Having MORE of them will not be an improvement.
How much longer do you want to support failed laws and expenditures in the billions for the same bad results?
They are not "failed." You call them "failed" because of unrealistic expectations given the constraints. As I have pointed out before, asserting that 2% usage by the population is a "failure" ignores the fact that 98% of the population isn't using drugs. Usage has been held down to 2% for a hundred years. Without opposition, drug usage would have continued to rise year after year.
Holding it down to a low number is a success given the tools they have to work with. Now the costs are getting out of control, but that has little to do with the mission and a *LOT* to do with the fact that all government costs are getting out of control. If you think Drug interdiction costs have gone crazy, you should look at entitlement costs.
Heres a hint. Prohibition does not stop people from using drugs, it makes gangsters rich, and it wastes law enforcement time and money.
Prohibition does indeed stop people from using drugs. China demonstrated that conclusively by doing the converse. Gangsters are only getting rich because we tolerate this level of activity. If we made it a point to kill drug dealers, they wouldn't be getting rich because they wouldn't stay in such a risky business.

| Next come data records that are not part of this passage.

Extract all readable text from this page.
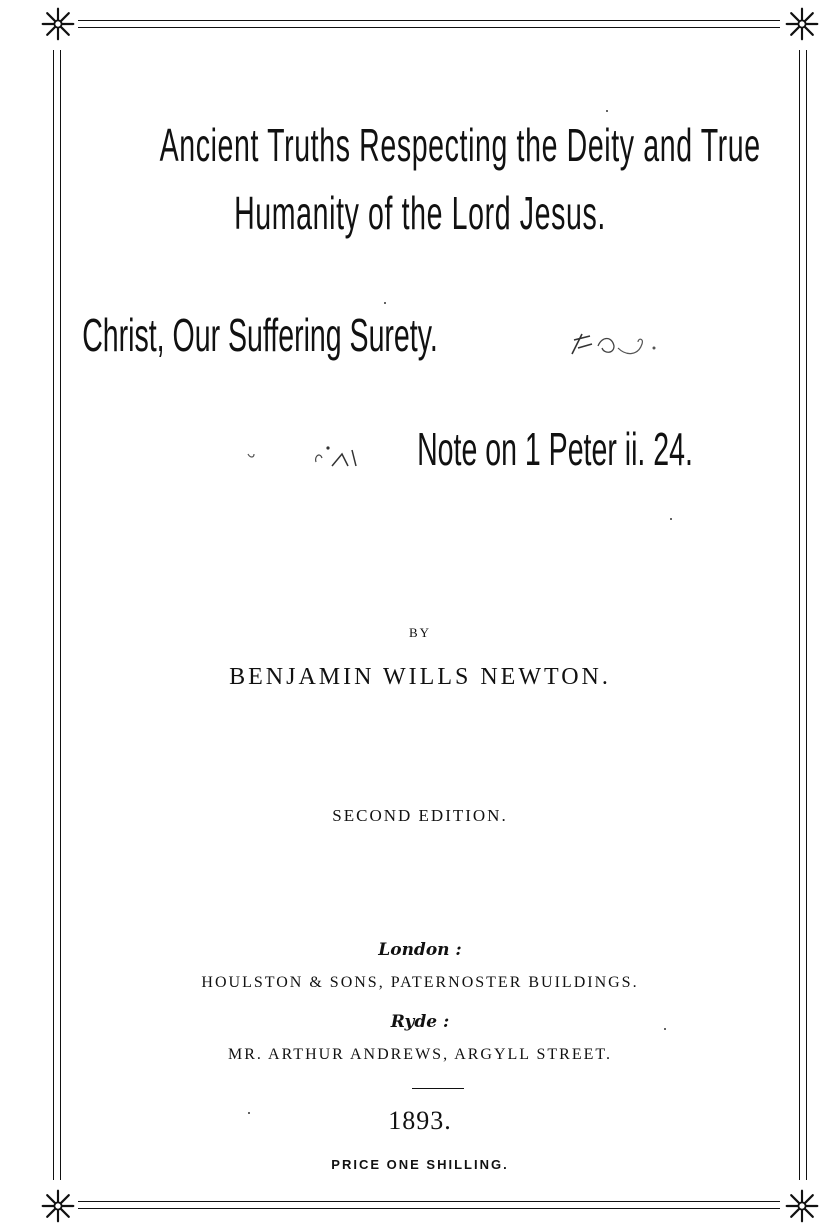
Ancient Truths Respecting the Deity and True
Humanity of the Lord Jesus.
Christ, Our Suffering Surety.
Note on 1 Peter ii. 24.
BY
BENJAMIN WILLS NEWTON.
SECOND EDITION.
London :
HOULSTON & SONS, PATERNOSTER BUILDINGS.
Ryde :
MR. ARTHUR ANDREWS, ARGYLL STREET.
1893.
PRICE ONE SHILLING.
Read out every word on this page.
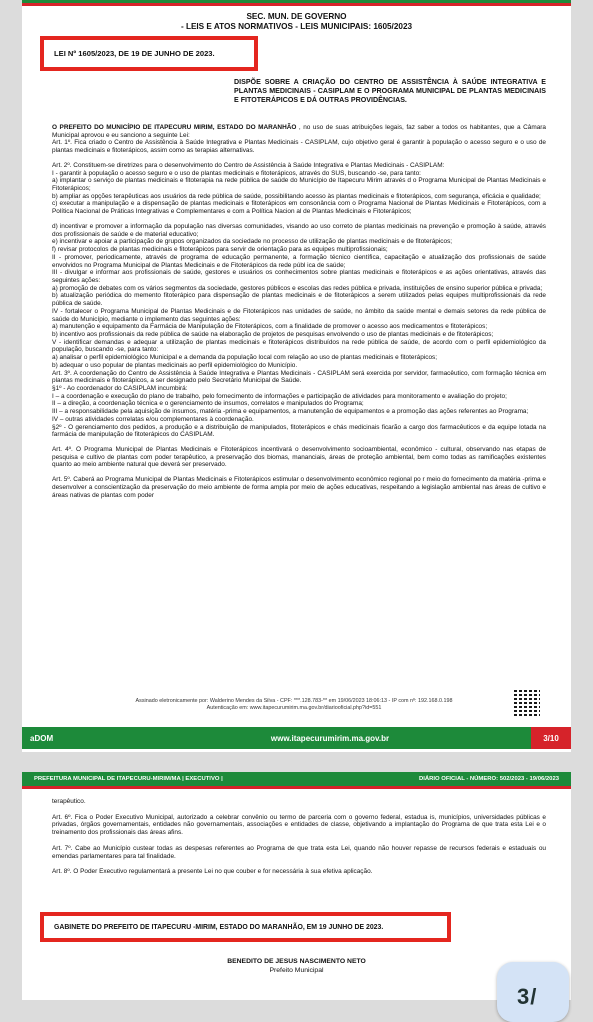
SEC. MUN. DE GOVERNO
- LEIS E ATOS NORMATIVOS - LEIS MUNICIPAIS: 1605/2023
LEI Nº 1605/2023, DE 19 DE JUNHO DE 2023.
DISPÕE SOBRE A CRIAÇÃO DO CENTRO DE ASSISTÊNCIA À SAÚDE INTEGRATIVA E PLANTAS MEDICINAIS - CASIPLAM E O PROGRAMA MUNICIPAL DE PLANTAS MEDICINAIS E FITOTERÁPICOS E DÁ OUTRAS PROVIDÊNCIAS.

O PREFEITO DO MUNICÍPIO DE ITAPECURU MIRIM, ESTADO DO MARANHÃO , no uso de suas atribuições legais, faz saber a todos os habitantes, que a Câmara Municipal aprovou e eu sanciono a seguinte Lei:

Art. 1º. Fica criado o Centro de Assistência à Saúde Integrativa e Plantas Medicinais - CASIPLAM, cujo objetivo geral é garantir à população o acesso seguro e o uso de plantas medicinais e fitoterápicos, assim como as terapias alternativas.

Art. 2º. Constituem-se diretrizes para o desenvolvimento do Centro de Assistência à Saúde Integrativa e Plantas Medicinais - CASIPLAM:

I - garantir à população o acesso seguro e o uso de plantas medicinais e fitoterápicos, através do SUS, buscando -se, para tanto:

a) implantar o serviço de plantas medicinais e fitoterapia na rede pública de saúde do Município de Itapecuru Mirim através d o Programa Municipal de Plantas Medicinais e Fitoterápicos;

b) ampliar as opções terapêuticas aos usuários da rede pública de saúde, possibilitando acesso às plantas medicinais e fitoterápicos, com segurança, eficácia e qualidade;

c) executar a manipulação e a dispensação de plantas medicinais e fitoterápicos em consonância com o Programa Nacional de Plantas Medicinais e Fitoterápicos, com a Política Nacional de Práticas Integrativas e Complementares e com a Política Nacion al de Plantas Medicinais e Fitoterápicos;

d) incentivar e promover a informação da população nas diversas comunidades, visando ao uso correto de plantas medicinais na prevenção e promoção à saúde, através dos profissionais de saúde e de material educativo;

e) incentivar e apoiar a participação de grupos organizados da sociedade no processo de utilização de plantas medicinais e de fitoterápicos;

f) revisar protocolos de plantas medicinais e fitoterápicos para servir de orientação para as equipes multiprofissionais;

II - promover, periodicamente, através de programa de educação permanente, a formação técnico científica, capacitação e atualização dos profissionais de saúde envolvidos no Programa Municipal de Plantas Medicinais e de Fitoterápicos da rede públ ica de saúde;

III - divulgar e informar aos profissionais de saúde, gestores e usuários os conhecimentos sobre plantas medicinais e fitoterápicos e as ações orientativas, através das seguintes ações:

a) promoção de debates com os vários segmentos da sociedade, gestores públicos e escolas das redes pública e privada, instituições de ensino superior pública e privada;

b) atualização periódica do memento fitoterápico para dispensação de plantas medicinais e de fitoterápicos a serem utilizados pelas equipes multiprofissionais da rede pública de saúde.

IV - fortalecer o Programa Municipal de Plantas Medicinais e de Fitoterápicos nas unidades de saúde, no âmbito da saúde mental e demais setores da rede pública de saúde do Município, mediante o implemento das seguintes ações:

a) manutenção e equipamento da Farmácia de Manipulação de Fitoterápicos, com a finalidade de promover o acesso aos medicamentos e fitoterápicos;

b) incentivo aos profissionais da rede pública de saúde na elaboração de projetos de pesquisas envolvendo o uso de plantas medicinais e de fitoterápicos;

V - identificar demandas e adequar a utilização de plantas medicinais e fitoterápicos distribuídos na rede pública de saúde, de acordo com o perfil epidemiológico da população, buscando -se, para tanto:

a) analisar o perfil epidemiológico Municipal e a demanda da população local com relação ao uso de plantas medicinais e fitoterápicos;

b) adequar o uso popular de plantas medicinais ao perfil epidemiológico do Município.

Art. 3º. A coordenação do Centro de Assistência à Saúde Integrativa e Plantas Medicinais - CASIPLAM será exercida por servidor, farmacêutico, com formação técnica em plantas medicinais e fitoterápicos, a ser designado pelo Secretário Municipal de Saúde.

§1º - Ao coordenador do CASIPLAM incumbirá:

I – a coordenação e execução do plano de trabalho, pelo fornecimento de informações e participação de atividades para monitoramento e avaliação do projeto;

II – a direção, a coordenação técnica e o gerenciamento de insumos, correlatos e manipulados do Programa;

III – a responsabilidade pela aquisição de insumos, matéria -prima e equipamentos, a manutenção de equipamentos e a promoção das ações referentes ao Programa;

IV – outras atividades correlatas e/ou complementares à coordenação.

§2º - O gerenciamento dos pedidos, a produção e a distribuição de manipulados, fitoterápicos e chás medicinais ficarão a cargo dos farmacêuticos e da equipe lotada na farmácia de manipulação de fitoterápicos do CASIPLAM.

Art. 4º. O Programa Municipal de Plantas Medicinais e Fitoterápicos incentivará o desenvolvimento socioambiental, econômico - cultural, observando nas etapas de pesquisa e cultivo de plantas com poder terapêutico, a preservação dos biomas, mananciais, áreas de proteção ambiental, bem como todas as ramificações existentes quanto ao meio ambiente natural que deverá ser preservado.

Art. 5º. Caberá ao Programa Municipal de Plantas Medicinais e Fitoterápicos estimular o desenvolvimento econômico regional po r meio do fornecimento da matéria -prima e desenvolver a conscientização da preservação do meio ambiente de forma ampla por meio de ações educativas, respeitando a legislação ambiental nas áreas de cultivo e áreas nativas de plantas com poder

Assinado eletronicamente por: Walderino Mendes da Silva - CPF: ***.128.783-** em 19/06/2023 18:06:13 - IP com nº: 192.168.0.198
Autenticação em: www.itapecurumirim.ma.gov.br/diariooficial.php?id=551
aDOM	www.itapecurumirim.ma.gov.br	3/10
PREFEITURA MUNICIPAL DE ITAPECURU-MIRIM/MA | EXECUTIVO |	DIÁRIO OFICIAL - NÚMERO: 502/2023 - 19/06/2023

terapêutico.

Art. 6º. Fica o Poder Executivo Municipal, autorizado a celebrar convênio ou termo de parceria com o governo federal, estadua is, municípios, universidades públicas e privadas, órgãos governamentais, entidades não governamentais, associações e entidades de classe, objetivando a implantação do Programa de que trata esta Lei e o treinamento dos profissionais das áreas afins.

Art. 7º. Cabe ao Município custear todas as despesas referentes ao Programa de que trata esta Lei, quando não houver repasse de recursos federais e estaduais ou emendas parlamentares para tal finalidade.

Art. 8º. O Poder Executivo regulamentará a presente Lei no que couber e for necessária à sua efetiva aplicação.

GABINETE DO PREFEITO DE ITAPECURU -MIRIM, ESTADO DO MARANHÃO, EM 19 JUNHO DE 2023.
BENEDITO DE JESUS NASCIMENTO NETO
Prefeito Municipal
3/
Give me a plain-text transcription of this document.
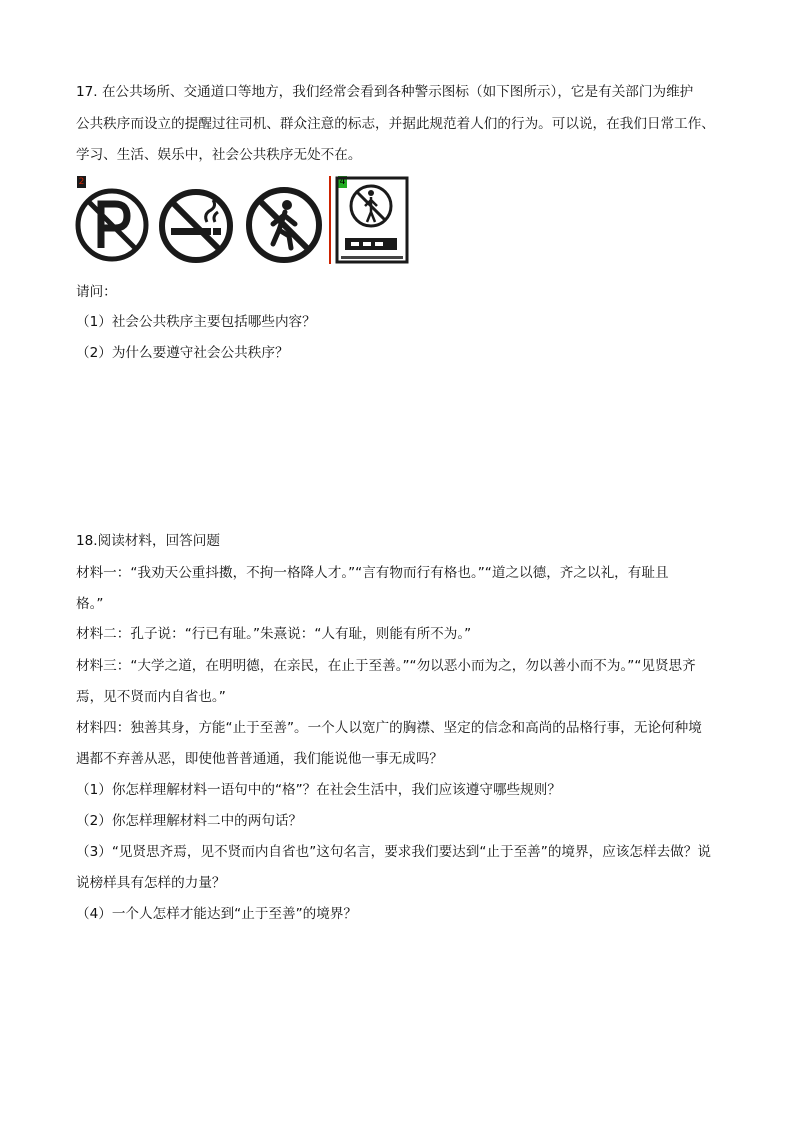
17. 在公共场所、交通道口等地方，我们经常会看到各种警示图标（如下图所示），它是有关部门为维护
公共秩序而设立的提醒过往司机、群众注意的标志，并据此规范着人们的行为。可以说，在我们日常工作、
学习、生活、娱乐中，社会公共秩序无处不在。
2	4
请问：
（1）社会公共秩序主要包括哪些内容？
（2）为什么要遵守社会公共秩序？
18.阅读材料，回答问题
材料一：“我劝天公重抖擞，不拘一格降人才。”“言有物而行有格也。”“道之以德，齐之以礼，有耻且
格。”
材料二：孔子说：“行已有耻。”朱熹说：“人有耻，则能有所不为。”
材料三：“大学之道，在明明德，在亲民，在止于至善。”“勿以恶小而为之，勿以善小而不为。”“见贤思齐
焉，见不贤而内自省也。”
材料四：独善其身，方能“止于至善”。一个人以宽广的胸襟、坚定的信念和高尚的品格行事，无论何种境
遇都不弃善从恶，即使他普普通通，我们能说他一事无成吗？
（1）你怎样理解材料一语句中的“格”？在社会生活中，我们应该遵守哪些规则？
（2）你怎样理解材料二中的两句话？
（3）“见贤思齐焉，见不贤而内自省也”这句名言，要求我们要达到“止于至善”的境界，应该怎样去做？说
说榜样具有怎样的力量？
（4）一个人怎样才能达到“止于至善”的境界？
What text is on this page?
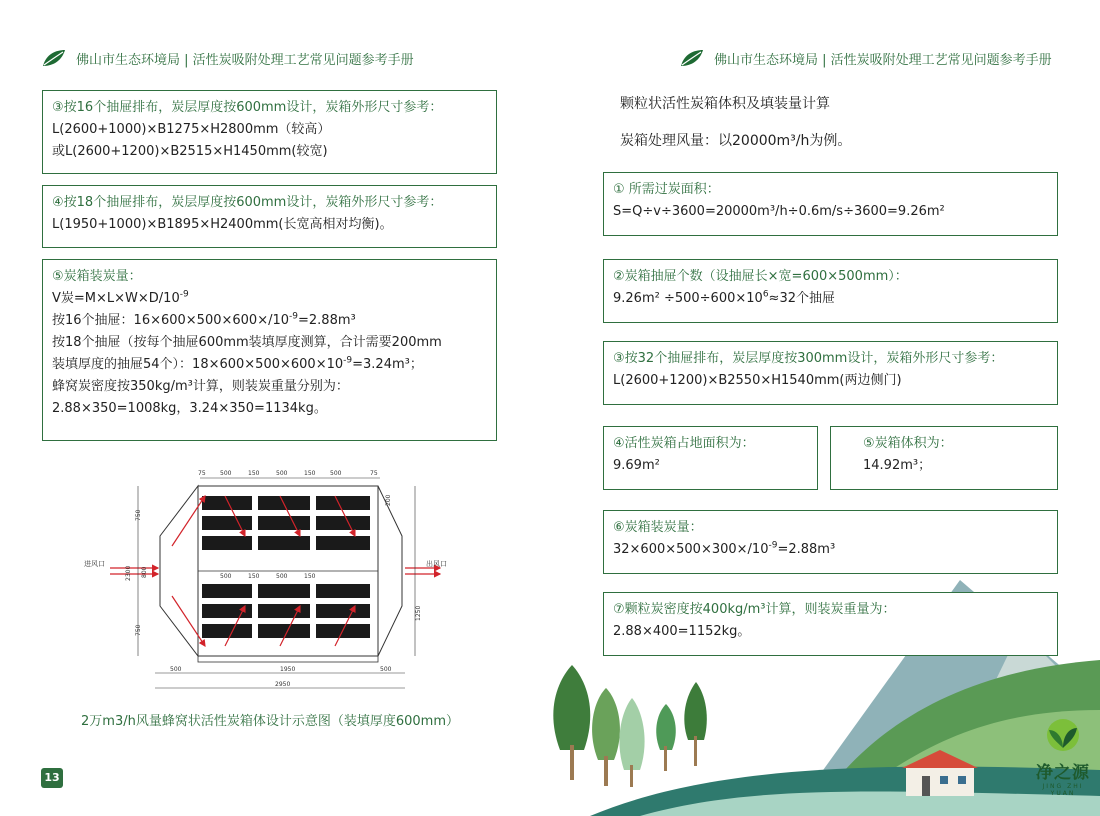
佛山市生态环境局 | 活性炭吸附处理工艺常见问题参考手册

③按16个抽屉排布，炭层厚度按600mm设计，炭箱外形尺寸参考：

L(2600+1000)×B1275×H2800mm（较高）

或L(2600+1200)×B2515×H1450mm(较宽)

④按18个抽屉排布，炭层厚度按600mm设计，炭箱外形尺寸参考：

L(1950+1000)×B1895×H2400mm(长宽高相对均衡)。

⑤炭箱装炭量：

V炭$=M\times L\times W\times D/10^{-9}$

按16个抽屉：$16\times 600\times 500\times 600\times/10^{-9}=2.88m^3$

按18个抽屉（按每个抽屉600mm装填厚度测算，合计需要200mm

装填厚度的抽屉54个）：$18\times 600\times 500\times 600\times 10^{-9}=3.24m^3$；

蜂窝炭密度按350kg/m³计算，则装炭重量分别为：

2.88×350=1008kg，3.24×350=1134kg。

75 500	150	500	150 500	75
500	150	500	150
进风口	出风口
750
2300 800
750
1250
200
500	1950	500
2950
2万m3/h风量蜂窝状活性炭箱体设计示意图（装填厚度600mm）
13
佛山市生态环境局 | 活性炭吸附处理工艺常见问题参考手册
颗粒状活性炭箱体积及填装量计算
炭箱处理风量：以20000m³/h为例。

① 所需过炭面积：

S=Q÷v÷3600=20000m³/h÷0.6m/s÷3600=9.26m²

②炭箱抽屉个数（设抽屉长×宽=600×500mm）：

$9.26m^2 \div 500\div 600\times 10^6\approx 32$个抽屉

③按32个抽屉排布，炭层厚度按300mm设计，炭箱外形尺寸参考：

L(2600+1200)×B2550×H1540mm(两边侧门)

④活性炭箱占地面积为：

9.69m²

⑤炭箱体积为：

14.92m³；

⑥炭箱装炭量：

$32\times 600\times 500\times 300\times/10^{-9}=2.88m^3$

⑦颗粒炭密度按400kg/m³计算，则装炭重量为：

2.88×400=1152kg。

净之源
JING ZHI YUAN
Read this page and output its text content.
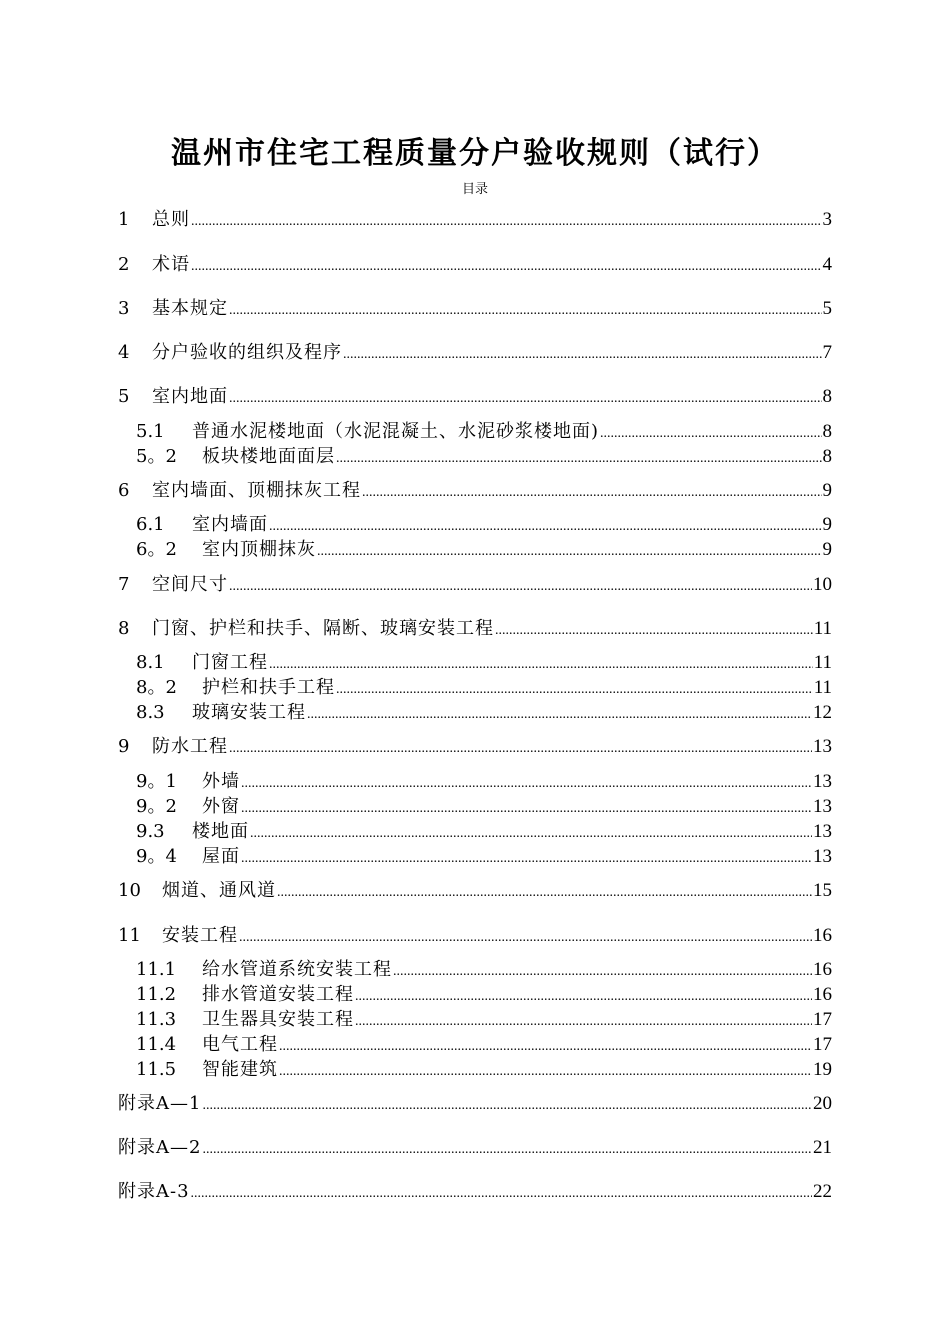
温州市住宅工程质量分户验收规则（试行）
目录
1	总则 .....	3
2	术语 .....	4
3	基本规定 .....	5
4	分户验收的组织及程序 .....	7
5	室内地面 .....	8
5.1	普通水泥楼地面（水泥混凝土、水泥砂浆楼地面) .....	8
5。2	板块楼地面面层 .....	8
6	室内墙面、顶棚抹灰工程 .....	9
6.1	室内墙面 .....	9
6。2	室内顶棚抹灰 .....	9
7	空间尺寸 .....	10
8	门窗、护栏和扶手、隔断、玻璃安装工程 .....	11
8.1	门窗工程 .....	11
8。2	护栏和扶手工程 .....	11
8.3	玻璃安装工程 .....	12
9	防水工程 .....	13
9。1	外墙 .....	13
9。2	外窗 .....	13
9.3	楼地面 .....	13
9。4	屋面 .....	13
10	烟道、通风道 .....	15
11	安装工程 .....	16
11.1	给水管道系统安装工程 .....	16
11.2	排水管道安装工程 .....	16
11.3	卫生器具安装工程 .....	17
11.4	电气工程 .....	17
11.5	智能建筑 .....	19
附录A—1 .....	20
附录A—2 .....	21
附录A-3 .....	22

While your sad stories about people being hurt by drugs are compelling, it is illogical to say that those stories justify the war on drugs.
Individually they don't. Taken collectively they do. We have real historical examples of the alternative. That world is worse than this one.
Drug dealers already make it a point to kill competing drug dealers, yet they do stay in this risky business - and when one falls he is quickly replaced.
Who said there would be more.
I’m out. Keep doing what we’re doing, it’s working so well.